Когда змея и улитка встречаются, они молчат. Разговор бодрствующего и спящего невозможен. Змея знает улитку как и все другое. А улитка часто видит змею во сне вместе со всем ее знанием. Поэтому они улыбаются и ползут каждая своей дорогой.
* * *
Черная кошка на цветущей яблоне ищет вечер, живущий на кончиках веток. День слишком прям для нее в тоске перил и пружин.
А облако вращается, все туже натягивая дождь, и лестница приставлена к дому, к незаживающему порогу, к ветру сонной реки, к ее непреклонной сырости.
Мачты листвы над сетями домов, башенная мышь в проруби зрачка, влажный след улитки, тем, что переполняет ночь, тем и заплатим тишине, где существуют вещи.

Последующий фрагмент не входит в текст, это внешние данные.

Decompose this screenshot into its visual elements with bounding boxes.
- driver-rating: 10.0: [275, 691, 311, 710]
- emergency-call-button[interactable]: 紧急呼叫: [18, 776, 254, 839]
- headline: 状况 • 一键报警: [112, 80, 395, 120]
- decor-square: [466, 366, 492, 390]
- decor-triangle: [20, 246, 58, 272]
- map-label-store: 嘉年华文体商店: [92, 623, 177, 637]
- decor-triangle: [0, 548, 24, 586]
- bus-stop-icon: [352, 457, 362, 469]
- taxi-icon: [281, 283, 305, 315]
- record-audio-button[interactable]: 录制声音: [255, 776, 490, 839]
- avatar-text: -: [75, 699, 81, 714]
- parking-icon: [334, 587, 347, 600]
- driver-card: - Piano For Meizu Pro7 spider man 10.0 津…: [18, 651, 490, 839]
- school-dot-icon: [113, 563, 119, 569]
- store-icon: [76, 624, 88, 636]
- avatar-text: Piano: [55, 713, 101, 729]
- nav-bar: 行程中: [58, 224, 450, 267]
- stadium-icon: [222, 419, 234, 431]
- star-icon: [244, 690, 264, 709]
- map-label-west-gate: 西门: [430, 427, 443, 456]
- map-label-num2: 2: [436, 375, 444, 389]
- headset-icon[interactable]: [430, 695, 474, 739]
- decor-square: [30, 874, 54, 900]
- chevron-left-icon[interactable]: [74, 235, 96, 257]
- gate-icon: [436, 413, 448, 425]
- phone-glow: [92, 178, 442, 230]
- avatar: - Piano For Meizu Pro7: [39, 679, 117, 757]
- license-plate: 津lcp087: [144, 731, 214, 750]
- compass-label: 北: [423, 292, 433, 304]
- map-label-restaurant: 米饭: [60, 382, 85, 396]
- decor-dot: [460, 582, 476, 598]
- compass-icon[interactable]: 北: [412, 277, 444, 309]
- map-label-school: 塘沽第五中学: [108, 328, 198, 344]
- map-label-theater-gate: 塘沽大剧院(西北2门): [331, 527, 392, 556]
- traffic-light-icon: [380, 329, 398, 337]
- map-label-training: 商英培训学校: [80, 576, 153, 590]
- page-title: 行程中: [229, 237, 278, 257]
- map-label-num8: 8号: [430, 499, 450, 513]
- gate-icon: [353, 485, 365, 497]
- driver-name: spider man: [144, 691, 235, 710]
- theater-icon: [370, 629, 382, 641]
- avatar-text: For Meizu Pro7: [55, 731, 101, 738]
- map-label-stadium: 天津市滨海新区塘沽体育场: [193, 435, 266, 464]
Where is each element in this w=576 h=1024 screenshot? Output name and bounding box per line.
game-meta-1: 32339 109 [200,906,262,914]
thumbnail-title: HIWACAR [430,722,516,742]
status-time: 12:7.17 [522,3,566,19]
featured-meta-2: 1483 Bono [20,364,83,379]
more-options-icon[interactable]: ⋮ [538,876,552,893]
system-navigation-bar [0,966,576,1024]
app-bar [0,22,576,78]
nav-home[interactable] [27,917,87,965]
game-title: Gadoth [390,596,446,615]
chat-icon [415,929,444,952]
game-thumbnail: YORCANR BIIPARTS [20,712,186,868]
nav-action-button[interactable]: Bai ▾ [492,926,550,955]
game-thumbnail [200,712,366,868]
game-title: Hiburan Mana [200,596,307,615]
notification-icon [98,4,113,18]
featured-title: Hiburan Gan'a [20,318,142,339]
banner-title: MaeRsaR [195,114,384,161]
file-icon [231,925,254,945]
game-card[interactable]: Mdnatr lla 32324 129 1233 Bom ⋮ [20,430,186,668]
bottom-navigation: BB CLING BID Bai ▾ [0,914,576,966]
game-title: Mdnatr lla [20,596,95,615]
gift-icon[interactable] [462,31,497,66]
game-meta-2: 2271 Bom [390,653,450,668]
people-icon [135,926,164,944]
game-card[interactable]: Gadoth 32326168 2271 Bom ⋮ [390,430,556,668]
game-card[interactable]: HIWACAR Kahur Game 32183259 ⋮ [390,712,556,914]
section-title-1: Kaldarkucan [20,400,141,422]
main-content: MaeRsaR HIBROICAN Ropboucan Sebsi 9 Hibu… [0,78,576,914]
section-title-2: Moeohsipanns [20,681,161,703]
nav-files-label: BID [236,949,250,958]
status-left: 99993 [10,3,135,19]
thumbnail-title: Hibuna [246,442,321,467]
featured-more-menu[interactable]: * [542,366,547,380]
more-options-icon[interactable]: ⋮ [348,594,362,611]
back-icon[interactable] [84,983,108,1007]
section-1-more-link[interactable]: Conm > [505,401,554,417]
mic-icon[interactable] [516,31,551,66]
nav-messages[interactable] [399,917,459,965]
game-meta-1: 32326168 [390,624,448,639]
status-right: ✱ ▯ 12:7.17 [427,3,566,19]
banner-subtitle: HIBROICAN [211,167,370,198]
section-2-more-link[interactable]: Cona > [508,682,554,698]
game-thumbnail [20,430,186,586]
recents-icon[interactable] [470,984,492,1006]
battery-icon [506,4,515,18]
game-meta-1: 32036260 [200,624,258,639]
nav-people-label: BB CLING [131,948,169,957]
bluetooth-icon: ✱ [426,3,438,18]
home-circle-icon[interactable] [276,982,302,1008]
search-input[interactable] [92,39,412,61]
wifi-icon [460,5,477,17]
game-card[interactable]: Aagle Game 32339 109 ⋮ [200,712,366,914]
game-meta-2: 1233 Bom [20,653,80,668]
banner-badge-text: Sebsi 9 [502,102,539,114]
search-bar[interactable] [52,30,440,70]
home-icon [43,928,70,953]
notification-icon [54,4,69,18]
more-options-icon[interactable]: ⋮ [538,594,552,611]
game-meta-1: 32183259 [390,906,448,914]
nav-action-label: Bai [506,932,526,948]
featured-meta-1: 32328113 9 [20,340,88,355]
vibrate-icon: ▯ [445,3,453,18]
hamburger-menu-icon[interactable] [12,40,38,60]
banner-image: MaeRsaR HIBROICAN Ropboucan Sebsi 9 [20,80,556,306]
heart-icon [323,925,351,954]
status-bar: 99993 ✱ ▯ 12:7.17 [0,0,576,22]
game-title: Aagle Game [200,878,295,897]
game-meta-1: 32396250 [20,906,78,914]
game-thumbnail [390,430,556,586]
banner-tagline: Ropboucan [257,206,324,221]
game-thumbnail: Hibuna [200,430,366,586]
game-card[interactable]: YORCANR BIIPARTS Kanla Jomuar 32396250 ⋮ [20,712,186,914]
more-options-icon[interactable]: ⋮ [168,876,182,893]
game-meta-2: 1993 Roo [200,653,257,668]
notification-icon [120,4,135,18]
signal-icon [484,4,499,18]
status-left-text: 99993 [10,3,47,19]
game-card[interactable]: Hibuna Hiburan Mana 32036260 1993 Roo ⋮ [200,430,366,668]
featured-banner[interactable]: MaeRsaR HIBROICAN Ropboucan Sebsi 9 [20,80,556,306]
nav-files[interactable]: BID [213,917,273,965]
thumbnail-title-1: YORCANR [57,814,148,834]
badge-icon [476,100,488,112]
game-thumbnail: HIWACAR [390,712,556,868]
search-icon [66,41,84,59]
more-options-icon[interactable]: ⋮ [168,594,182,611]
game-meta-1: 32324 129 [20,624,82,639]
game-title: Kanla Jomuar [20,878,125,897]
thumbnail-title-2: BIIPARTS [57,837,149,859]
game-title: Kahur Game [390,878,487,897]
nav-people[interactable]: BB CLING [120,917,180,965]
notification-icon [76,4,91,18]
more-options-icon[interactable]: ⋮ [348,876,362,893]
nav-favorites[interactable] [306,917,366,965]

И время наше совпадет в чистом углу весны, в самой черной красной розе, оставленной в ручке двери.
* * *
Именно Океан держит мир. Вода, которая сама без формы и не имеет другого берега, не потому что безбрежна, а потому что другого берега просто нет. Там ничего нет.
Вначале было не слово, а молчание.
Когда лето возвращается в себя, дни медленно плывут по черной реке, и дождь стоит у деревянного моста. Начиная со дна, растут улицы вечера. Зачем что-то делать со своими снами, если можно их просто видеть.
Ящерицы зажмуриваются, а змеи никогда не закрывают глаза, до самой смерти.
Вначале было не слово, а осень.
Мгновение заканчивается лишь тогда, когда его вспоминаешь.
Голос без ответа эха? звучит прозрачнее и дальше.